During the retirement planning process, many clients are surprised to learn that Medicare won’t cover all of their medical costs. Yes, we all pay for the program and expect to enroll at age 65, but it’s not really that different from the health insurance plans you’ve utilized throughout the years. You will still be subject to monthly premiums, annual deductibles, and copayments for services and medications.
In fact, some services aren’t actually covered by Medicare at all! Or, the coverage might be limited or dependent upon your particular Medicare plan. Those services include:
- Dental checkups and procedures
- Vision screenings and corrective lenses
- Hearing aids
- Some podiatry services
- Cosmetic surgery (except reconstructive surgery after certain illnesses or accidents)
- The cost of a long-term nursing care facility
- Medical care received outside of the country
In addition, the cost of some chronic illnesses (like diabetes) can be excessive. You might regularly need products like insulin, which are notoriously high in cost.
So what can you do about out-of-pocket medical spending? First, investigate all of your Medicare options. While the coverage through Original Medicare can be limited, some Medicare Advantage plans have begun to roll dental and vision care into their packages.

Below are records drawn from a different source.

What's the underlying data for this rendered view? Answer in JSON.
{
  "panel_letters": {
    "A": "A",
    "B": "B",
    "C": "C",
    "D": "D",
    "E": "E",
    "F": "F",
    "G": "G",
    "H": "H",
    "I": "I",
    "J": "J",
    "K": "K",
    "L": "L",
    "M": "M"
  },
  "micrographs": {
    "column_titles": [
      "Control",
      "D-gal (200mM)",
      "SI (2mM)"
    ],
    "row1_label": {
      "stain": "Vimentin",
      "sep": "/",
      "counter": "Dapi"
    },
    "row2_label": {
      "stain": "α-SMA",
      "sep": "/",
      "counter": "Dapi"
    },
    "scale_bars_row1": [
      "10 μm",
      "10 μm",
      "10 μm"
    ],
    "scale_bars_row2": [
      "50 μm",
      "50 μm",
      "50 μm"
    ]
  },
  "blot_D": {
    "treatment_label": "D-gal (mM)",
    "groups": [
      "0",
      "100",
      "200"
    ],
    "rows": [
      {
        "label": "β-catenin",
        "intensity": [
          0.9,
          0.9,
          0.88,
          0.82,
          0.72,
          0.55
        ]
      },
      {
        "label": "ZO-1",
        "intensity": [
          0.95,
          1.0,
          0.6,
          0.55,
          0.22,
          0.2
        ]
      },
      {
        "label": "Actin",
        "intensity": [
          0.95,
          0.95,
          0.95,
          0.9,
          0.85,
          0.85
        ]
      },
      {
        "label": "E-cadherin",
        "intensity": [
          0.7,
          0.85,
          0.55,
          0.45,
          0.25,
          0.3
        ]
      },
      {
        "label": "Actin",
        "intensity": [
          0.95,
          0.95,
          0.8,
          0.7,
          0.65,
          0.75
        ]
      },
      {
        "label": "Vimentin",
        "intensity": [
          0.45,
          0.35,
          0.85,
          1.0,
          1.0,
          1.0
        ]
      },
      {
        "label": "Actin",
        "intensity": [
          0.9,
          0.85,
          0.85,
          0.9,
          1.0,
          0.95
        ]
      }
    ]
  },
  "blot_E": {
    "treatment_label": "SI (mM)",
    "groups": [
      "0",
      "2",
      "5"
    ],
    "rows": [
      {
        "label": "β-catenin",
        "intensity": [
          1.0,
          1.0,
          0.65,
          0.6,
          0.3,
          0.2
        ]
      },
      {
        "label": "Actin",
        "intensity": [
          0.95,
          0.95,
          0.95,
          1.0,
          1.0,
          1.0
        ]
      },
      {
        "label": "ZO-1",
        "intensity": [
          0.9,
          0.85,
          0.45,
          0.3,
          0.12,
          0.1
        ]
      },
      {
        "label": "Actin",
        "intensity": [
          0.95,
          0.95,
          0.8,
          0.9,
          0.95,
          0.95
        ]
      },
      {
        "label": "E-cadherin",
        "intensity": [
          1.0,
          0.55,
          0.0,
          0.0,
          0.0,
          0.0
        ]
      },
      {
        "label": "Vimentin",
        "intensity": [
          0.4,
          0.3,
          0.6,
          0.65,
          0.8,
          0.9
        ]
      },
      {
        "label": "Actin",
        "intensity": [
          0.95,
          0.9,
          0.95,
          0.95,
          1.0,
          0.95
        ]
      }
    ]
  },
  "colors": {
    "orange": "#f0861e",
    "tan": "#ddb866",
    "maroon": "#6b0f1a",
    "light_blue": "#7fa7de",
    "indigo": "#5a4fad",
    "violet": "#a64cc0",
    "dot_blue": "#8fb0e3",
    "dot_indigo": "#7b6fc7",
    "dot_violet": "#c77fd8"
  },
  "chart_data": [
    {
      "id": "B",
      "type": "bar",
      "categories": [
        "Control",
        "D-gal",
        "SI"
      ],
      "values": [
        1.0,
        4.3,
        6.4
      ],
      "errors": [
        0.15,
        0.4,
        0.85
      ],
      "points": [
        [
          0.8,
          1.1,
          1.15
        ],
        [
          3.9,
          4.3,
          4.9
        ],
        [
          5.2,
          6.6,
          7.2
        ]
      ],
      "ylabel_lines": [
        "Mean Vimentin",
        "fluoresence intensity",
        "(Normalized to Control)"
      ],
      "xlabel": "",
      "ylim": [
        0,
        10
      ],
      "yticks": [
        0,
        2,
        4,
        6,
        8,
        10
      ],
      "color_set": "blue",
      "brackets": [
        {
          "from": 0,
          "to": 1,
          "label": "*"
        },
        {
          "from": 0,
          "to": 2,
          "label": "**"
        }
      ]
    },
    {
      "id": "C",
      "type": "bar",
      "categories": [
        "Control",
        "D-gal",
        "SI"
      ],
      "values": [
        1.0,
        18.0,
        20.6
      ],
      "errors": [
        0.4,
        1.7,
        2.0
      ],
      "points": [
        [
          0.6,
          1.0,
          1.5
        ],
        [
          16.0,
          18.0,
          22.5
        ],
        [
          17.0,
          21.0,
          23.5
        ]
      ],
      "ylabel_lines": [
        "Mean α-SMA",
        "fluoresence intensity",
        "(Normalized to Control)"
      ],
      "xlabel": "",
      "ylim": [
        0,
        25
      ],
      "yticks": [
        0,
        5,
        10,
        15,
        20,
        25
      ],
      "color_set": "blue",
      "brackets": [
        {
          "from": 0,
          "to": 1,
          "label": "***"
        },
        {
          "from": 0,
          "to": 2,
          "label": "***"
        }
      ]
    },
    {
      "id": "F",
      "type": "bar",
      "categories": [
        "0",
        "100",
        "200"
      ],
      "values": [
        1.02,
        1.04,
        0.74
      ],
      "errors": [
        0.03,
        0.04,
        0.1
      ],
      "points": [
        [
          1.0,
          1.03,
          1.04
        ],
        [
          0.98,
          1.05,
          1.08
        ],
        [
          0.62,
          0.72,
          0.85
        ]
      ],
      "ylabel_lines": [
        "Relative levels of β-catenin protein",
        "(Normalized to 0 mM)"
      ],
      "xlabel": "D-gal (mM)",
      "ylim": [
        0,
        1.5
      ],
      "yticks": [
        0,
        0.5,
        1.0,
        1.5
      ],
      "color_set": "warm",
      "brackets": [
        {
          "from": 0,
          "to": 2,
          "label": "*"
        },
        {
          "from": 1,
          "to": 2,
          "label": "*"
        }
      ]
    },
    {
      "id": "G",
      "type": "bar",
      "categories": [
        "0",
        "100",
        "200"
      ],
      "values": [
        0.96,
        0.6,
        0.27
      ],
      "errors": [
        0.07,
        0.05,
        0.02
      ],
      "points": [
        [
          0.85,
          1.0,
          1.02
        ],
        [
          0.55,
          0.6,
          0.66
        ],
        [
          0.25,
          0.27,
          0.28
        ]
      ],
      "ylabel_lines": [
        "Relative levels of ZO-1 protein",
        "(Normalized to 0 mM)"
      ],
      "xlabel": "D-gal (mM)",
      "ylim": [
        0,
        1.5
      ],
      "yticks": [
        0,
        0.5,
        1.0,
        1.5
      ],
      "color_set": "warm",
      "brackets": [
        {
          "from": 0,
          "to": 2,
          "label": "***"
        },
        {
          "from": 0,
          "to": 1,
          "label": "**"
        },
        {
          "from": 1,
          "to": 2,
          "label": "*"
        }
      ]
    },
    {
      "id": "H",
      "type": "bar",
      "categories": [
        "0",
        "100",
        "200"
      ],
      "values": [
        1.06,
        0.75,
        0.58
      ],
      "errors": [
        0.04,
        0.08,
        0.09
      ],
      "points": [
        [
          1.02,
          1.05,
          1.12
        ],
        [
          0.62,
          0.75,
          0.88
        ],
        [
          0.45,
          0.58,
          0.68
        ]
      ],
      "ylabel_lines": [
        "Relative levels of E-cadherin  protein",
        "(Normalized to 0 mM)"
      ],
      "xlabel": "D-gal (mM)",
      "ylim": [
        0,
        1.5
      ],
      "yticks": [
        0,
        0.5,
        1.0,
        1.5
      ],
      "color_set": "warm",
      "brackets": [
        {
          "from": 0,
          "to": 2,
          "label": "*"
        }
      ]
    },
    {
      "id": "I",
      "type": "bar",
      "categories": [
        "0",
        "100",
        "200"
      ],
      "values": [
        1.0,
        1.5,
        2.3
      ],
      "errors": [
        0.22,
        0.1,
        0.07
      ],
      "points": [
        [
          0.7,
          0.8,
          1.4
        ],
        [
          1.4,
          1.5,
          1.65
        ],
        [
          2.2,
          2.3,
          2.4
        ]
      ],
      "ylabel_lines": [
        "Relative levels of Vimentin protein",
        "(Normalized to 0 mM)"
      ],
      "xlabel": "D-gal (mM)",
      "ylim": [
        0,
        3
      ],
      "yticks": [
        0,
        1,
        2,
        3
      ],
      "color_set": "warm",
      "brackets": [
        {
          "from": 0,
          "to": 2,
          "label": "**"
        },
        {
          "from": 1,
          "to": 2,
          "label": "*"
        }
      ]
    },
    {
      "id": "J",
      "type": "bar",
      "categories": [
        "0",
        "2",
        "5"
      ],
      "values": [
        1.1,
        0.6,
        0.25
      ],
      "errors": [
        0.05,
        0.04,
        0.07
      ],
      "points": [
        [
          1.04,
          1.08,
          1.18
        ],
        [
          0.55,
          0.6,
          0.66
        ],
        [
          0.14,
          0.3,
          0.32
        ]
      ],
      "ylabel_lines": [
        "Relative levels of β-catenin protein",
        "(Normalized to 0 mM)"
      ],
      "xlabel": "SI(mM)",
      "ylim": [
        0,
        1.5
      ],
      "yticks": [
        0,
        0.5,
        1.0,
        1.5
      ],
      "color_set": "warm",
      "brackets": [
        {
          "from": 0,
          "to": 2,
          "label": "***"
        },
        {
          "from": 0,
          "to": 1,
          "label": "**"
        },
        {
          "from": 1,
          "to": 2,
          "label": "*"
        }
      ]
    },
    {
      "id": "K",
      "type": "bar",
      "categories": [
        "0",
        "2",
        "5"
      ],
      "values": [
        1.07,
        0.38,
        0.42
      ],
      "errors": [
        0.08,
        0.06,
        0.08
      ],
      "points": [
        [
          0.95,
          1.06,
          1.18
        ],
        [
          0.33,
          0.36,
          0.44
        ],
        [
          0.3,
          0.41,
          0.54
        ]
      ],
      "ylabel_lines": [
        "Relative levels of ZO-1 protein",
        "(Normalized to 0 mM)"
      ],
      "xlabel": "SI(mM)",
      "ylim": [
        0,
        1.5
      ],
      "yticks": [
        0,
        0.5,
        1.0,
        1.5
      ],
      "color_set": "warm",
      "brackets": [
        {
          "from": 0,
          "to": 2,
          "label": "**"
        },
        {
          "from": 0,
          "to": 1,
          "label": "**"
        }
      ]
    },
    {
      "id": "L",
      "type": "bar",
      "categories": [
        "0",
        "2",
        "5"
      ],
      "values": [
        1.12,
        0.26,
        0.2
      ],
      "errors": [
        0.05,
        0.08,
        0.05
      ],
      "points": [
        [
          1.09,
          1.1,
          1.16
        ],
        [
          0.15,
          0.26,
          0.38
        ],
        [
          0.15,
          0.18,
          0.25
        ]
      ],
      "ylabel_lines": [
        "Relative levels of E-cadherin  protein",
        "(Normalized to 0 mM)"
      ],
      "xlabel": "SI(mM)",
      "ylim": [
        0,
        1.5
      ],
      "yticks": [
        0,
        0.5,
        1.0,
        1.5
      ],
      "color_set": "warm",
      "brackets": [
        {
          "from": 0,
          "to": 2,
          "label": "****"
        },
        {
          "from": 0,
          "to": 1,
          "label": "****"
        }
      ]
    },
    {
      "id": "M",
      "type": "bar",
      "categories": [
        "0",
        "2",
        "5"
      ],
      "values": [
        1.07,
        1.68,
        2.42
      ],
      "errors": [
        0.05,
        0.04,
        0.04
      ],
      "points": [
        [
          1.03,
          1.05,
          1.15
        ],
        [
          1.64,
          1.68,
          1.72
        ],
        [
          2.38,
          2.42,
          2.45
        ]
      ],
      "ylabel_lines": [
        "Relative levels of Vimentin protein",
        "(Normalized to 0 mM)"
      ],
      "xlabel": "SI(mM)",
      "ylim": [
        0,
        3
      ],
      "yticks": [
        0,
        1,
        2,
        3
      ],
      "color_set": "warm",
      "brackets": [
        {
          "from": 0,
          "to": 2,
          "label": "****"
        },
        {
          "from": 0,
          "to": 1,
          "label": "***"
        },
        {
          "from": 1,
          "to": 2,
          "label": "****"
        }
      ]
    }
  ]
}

If you do stick with Original Medicare, explore options like a Part D plan (for prescriptions) and/or Medigap (supplemental insurance). Medigap is designed to protect you from excessive out-of-pocket spending, and even covers the cost of medicare care received when traveling abroad.
Long-term care insurance is designed to help with the cost of a nursing home, but premiums will vary depending upon when you enroll. Choosing a plan in your late fifties can help to keep premiums lower.
And of course, you should expect to pay out-of-pocket to some degree, so we should work that expectation into your plan. Let’s discuss a realistic retirement budget at our next appointment.